PCI/PCC : la sécurité de l’établissement ne peut pas fonctionner au rabais !
En janvier 2027, le PCI/PCC ne compterait plus que 6 agents, contre 9 il y a encore deux ans.
Pendant que les effectifs fondent, la charge de travail, elle, ne cesse d’augmenter : surpopulation pénale, multiplication des mouvements, présence accrue d’intervenants extérieurs, projections de colis et appels réguliers aux forces de l’ordre.
Faire fonctionner le PCI/PCC avec seulement 2 agents par jour, sur un roulement petit et grande semaine, ce n’est pas une organisation adaptée : c’est un fonctionnement dégradé devenu permanent.

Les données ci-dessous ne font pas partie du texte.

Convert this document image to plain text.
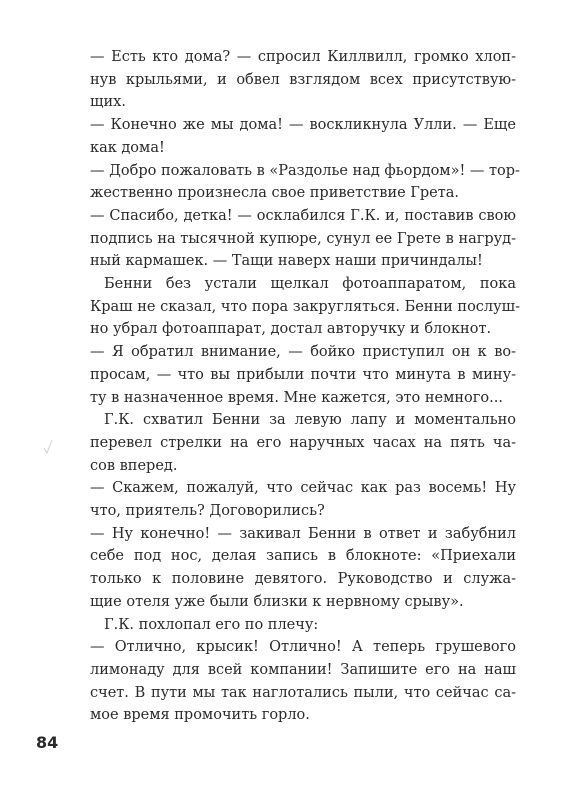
— Есть кто дома? — спросил Киллвилл, громко хлоп-
нув крыльями, и обвел взглядом всех присутствую-
щих.

— Конечно же мы дома! — воскликнула Улли. — Еще
как дома!

— Добро пожаловать в «Раздолье над фьордом»! — тор-
жественно произнесла свое приветствие Грета.

— Спасибо, детка! — осклабился Г.К. и, поставив свою
подпись на тысячной купюре, сунул ее Грете в нагруд-
ный кармашек. — Тащи наверх наши причиндалы!

Бенни без устали щелкал фотоаппаратом, пока
Краш не сказал, что пора закругляться. Бенни послуш-
но убрал фотоаппарат, достал авторучку и блокнот.

— Я обратил внимание, — бойко приступил он к во-
просам, — что вы прибыли почти что минута в мину-
ту в назначенное время. Мне кажется, это немного...

Г.К. схватил Бенни за левую лапу и моментально
перевел стрелки на его наручных часах на пять ча-
сов вперед.

— Скажем, пожалуй, что сейчас как раз восемь! Ну
что, приятель? Договорились?

— Ну конечно! — закивал Бенни в ответ и забубнил
себе под нос, делая запись в блокноте: «Приехали
только к половине девятого. Руководство и служа-
щие отеля уже были близки к нервному срыву».

Г.К. похлопал его по плечу:

— Отлично, крысик! Отлично! А теперь грушевого
лимонаду для всей компании! Запишите его на наш
счет. В пути мы так наглотались пыли, что сейчас са-
мое время промочить горло.

84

La liste de ces missions est loin d’être exhaustive :
Gestion des alarmes, vidéosurveillance, transmissions, contrôle des mouvements, suivi des matériels, ainsi que coordination et réactivité indispensables en cas d’incident.
Avec seulement deux agents, chaque mission devient plus fragile.
On ne peut pas demander toujours plus de vigilance aux personnels tout en leur retirant progressivement les moyens nécessaires pour assurer leurs missions.
FO Justice dit STOP !
FO Justice refuse que les personnels du PCI/PCC deviennent une variable d’ajustement.
Passer de 9 à 6 agents, c’est fragiliser les personnels, dégrader les conditions de travail et, surtout, affaiblir la sécurité de l’ensemble du Centre pénitentiaire de Saint-Denis.
Et pour les collègues postés qui attendent depuis des années une mobilité hors détention, le message envoyé est tout aussi inquiétant :
Pour FO Justice, cette situation n’est pas acceptable.
FO JUSTICE EXIGE Le maintien d’un effectif permettant d’assurer la présence de 3 agents par jour au PCI/PCC.